GMR can be qualitatively understood using the Mott model, which was introduced as early as 1936 to explain the sudden increase in resistivity of ferromagnetic metals as they are heated above the Curie temperature. There are two main points proposed by Mott:
First, the electrical conductivity in metals can be described in terms of two largely independent conducting channels, corresponding to the up-spin and down-spin electrons, which are distinguished according to the projection of their spins along the quantization axis. The probability of spin-flip scattering processes in metals is normally small as compared to the probability of the scattering processes in which the spin is conserved. This means that the up-spin and down-spin electrons do not mix over long distances and, therefore, the electrical conduction occurs in parallel for the two spin channels.
Second, in ferromagnetic metals the scattering rates of the up-spin and down-spin electrons are quite different, whatever the nature of the scattering centers is. The band structure in a ferromagnet is exchange-split, so that the density of states is not the same for up-spin and down-spin electrons at the Fermi energy. Scattering rates are proportional to the density of states, so the scattering rates and therefore resistivities are different for electrons of different spin.

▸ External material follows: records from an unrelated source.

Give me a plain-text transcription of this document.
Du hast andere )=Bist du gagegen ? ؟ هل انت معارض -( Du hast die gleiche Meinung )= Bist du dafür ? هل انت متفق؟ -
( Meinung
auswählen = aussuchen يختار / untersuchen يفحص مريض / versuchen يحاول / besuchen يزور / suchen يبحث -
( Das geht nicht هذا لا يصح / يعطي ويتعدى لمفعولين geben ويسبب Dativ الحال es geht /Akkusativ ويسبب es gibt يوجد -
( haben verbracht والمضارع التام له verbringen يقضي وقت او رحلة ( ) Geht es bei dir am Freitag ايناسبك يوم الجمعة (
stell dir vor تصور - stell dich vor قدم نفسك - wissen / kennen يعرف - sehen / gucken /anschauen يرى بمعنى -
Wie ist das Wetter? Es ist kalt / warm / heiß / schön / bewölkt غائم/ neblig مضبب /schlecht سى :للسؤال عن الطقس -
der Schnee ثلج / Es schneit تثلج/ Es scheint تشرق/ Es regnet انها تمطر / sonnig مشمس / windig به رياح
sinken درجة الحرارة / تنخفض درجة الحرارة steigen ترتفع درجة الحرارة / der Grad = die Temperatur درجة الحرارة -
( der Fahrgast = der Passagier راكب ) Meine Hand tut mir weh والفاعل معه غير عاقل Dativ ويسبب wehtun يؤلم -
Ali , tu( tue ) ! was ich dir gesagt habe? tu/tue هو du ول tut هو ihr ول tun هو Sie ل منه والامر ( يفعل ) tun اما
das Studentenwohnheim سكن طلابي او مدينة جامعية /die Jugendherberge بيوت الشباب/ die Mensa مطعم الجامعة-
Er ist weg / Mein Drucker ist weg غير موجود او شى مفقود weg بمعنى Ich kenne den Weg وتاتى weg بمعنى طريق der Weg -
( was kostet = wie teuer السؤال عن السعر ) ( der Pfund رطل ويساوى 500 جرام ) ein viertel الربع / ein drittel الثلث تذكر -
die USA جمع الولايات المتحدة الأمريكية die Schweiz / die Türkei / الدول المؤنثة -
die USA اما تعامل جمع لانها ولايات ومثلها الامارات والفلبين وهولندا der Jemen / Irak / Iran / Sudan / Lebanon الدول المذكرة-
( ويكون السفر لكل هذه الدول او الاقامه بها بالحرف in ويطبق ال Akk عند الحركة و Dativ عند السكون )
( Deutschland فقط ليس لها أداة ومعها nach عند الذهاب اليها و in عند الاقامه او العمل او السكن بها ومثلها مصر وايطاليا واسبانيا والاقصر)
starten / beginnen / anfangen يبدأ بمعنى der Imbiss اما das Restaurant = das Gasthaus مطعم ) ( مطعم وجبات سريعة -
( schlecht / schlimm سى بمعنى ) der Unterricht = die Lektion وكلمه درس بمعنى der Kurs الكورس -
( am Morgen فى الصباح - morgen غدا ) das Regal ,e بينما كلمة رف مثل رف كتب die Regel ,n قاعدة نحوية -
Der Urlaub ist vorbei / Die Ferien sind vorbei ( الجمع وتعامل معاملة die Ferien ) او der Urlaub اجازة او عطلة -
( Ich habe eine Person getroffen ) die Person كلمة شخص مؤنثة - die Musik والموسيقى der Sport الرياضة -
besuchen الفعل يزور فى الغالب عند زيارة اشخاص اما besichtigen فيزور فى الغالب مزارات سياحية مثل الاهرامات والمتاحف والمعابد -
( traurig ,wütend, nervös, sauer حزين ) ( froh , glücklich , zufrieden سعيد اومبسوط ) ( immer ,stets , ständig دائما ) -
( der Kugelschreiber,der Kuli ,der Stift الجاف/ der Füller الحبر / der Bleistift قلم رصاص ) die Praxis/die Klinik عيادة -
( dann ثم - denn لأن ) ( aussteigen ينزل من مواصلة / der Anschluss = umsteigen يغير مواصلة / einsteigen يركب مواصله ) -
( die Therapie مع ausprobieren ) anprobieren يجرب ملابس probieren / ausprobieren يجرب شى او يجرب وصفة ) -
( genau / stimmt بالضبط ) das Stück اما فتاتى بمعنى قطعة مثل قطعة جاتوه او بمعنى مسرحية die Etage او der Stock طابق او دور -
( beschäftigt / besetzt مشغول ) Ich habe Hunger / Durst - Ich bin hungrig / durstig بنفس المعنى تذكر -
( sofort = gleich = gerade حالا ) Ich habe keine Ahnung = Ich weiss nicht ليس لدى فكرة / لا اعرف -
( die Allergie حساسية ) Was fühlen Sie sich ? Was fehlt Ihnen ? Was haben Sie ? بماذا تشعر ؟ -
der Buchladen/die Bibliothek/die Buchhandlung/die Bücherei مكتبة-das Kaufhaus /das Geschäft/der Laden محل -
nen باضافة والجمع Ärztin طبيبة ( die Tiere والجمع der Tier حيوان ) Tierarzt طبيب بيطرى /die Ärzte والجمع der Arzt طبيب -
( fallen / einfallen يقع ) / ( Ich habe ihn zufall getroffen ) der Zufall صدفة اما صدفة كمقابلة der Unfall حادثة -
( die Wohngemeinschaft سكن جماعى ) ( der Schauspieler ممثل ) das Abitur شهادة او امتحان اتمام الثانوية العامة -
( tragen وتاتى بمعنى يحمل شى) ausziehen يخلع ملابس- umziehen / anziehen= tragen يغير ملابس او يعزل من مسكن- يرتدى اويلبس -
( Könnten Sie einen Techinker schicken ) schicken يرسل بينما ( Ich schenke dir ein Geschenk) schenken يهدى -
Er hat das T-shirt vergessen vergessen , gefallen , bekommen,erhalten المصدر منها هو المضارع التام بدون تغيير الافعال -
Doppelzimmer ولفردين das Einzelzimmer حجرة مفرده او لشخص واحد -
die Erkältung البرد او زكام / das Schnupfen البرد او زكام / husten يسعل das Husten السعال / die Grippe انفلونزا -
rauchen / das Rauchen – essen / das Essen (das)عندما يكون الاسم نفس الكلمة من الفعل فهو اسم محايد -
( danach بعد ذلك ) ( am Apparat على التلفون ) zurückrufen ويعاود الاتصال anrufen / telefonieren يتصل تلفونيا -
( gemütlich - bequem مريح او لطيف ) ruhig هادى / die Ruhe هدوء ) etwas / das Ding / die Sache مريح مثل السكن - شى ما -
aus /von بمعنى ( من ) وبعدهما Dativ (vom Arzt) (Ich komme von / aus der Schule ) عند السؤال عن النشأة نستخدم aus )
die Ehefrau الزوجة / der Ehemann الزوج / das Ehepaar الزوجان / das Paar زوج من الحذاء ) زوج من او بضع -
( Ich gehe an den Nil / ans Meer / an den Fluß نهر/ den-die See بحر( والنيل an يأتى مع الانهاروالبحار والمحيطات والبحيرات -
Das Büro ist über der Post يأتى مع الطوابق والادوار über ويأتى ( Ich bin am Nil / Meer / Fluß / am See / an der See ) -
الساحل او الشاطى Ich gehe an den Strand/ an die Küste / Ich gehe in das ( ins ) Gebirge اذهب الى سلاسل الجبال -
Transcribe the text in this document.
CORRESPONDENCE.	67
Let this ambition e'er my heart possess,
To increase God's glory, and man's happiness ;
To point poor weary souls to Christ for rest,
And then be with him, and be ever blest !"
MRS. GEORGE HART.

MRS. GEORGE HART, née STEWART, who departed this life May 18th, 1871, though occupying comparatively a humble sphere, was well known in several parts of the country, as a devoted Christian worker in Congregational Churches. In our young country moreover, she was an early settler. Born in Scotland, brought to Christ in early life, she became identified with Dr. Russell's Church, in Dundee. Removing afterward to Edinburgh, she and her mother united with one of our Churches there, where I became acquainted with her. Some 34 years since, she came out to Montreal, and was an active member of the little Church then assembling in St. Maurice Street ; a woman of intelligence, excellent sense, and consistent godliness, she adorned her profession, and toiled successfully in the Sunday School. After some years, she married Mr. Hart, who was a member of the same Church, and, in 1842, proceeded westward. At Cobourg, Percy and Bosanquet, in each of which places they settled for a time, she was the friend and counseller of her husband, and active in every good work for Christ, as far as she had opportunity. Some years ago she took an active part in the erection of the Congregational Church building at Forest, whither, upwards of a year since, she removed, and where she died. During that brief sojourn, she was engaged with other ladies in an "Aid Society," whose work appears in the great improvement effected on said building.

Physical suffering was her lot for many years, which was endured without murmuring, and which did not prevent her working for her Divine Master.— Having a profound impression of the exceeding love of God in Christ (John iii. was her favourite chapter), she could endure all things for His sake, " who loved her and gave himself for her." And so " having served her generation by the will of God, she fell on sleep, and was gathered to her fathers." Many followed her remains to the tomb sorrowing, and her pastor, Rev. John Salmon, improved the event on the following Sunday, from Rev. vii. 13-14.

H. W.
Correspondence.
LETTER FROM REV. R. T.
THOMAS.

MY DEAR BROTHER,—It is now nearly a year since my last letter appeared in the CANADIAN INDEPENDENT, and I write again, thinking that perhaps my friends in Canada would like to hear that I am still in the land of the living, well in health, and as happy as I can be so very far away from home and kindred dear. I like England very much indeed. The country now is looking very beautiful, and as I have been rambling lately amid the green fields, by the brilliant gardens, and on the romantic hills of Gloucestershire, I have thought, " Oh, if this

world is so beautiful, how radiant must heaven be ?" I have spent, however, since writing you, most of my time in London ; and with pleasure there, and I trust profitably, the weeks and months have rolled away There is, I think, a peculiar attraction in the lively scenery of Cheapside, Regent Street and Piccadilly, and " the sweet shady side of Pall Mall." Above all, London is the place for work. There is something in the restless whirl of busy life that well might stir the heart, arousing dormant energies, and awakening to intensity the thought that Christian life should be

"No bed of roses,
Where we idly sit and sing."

Using Mott’s arguments it is straightforward to explain GMR. We assume that the scattering is strong for electrons with spin antiparallel to the magnetization direction, and is weak for electrons with spin parallel to the magnetization direction. This is supposed to reflect the asymmetry in the density of states at the Fermi level, in accordance with Mott’s second argument. For the parallel-aligned magnetic layers, the up-spin electrons pass through the structure almost without scattering, because their spin is parallel to the magnetization of the layers. On the contrary, the down-spin electrons are scattered strongly within both ferromagnetic layers, because their spin is antiparallel to the magnetization of the layers. Since conduction occurs in parallel for the two spin channels, the total resistivity of the multilayer is determined mainly by the highly-conductive up-spin electrons and appears to be low. For the antiparallel-aligned multilayer, both the up-spin and down-spin electrons are scattered strongly within one of the ferromagnetic layers, because within the one of the layers the spin is antiparallel to the magnetization direction. Therefore, in this case the total resistivity of the multilayer is high.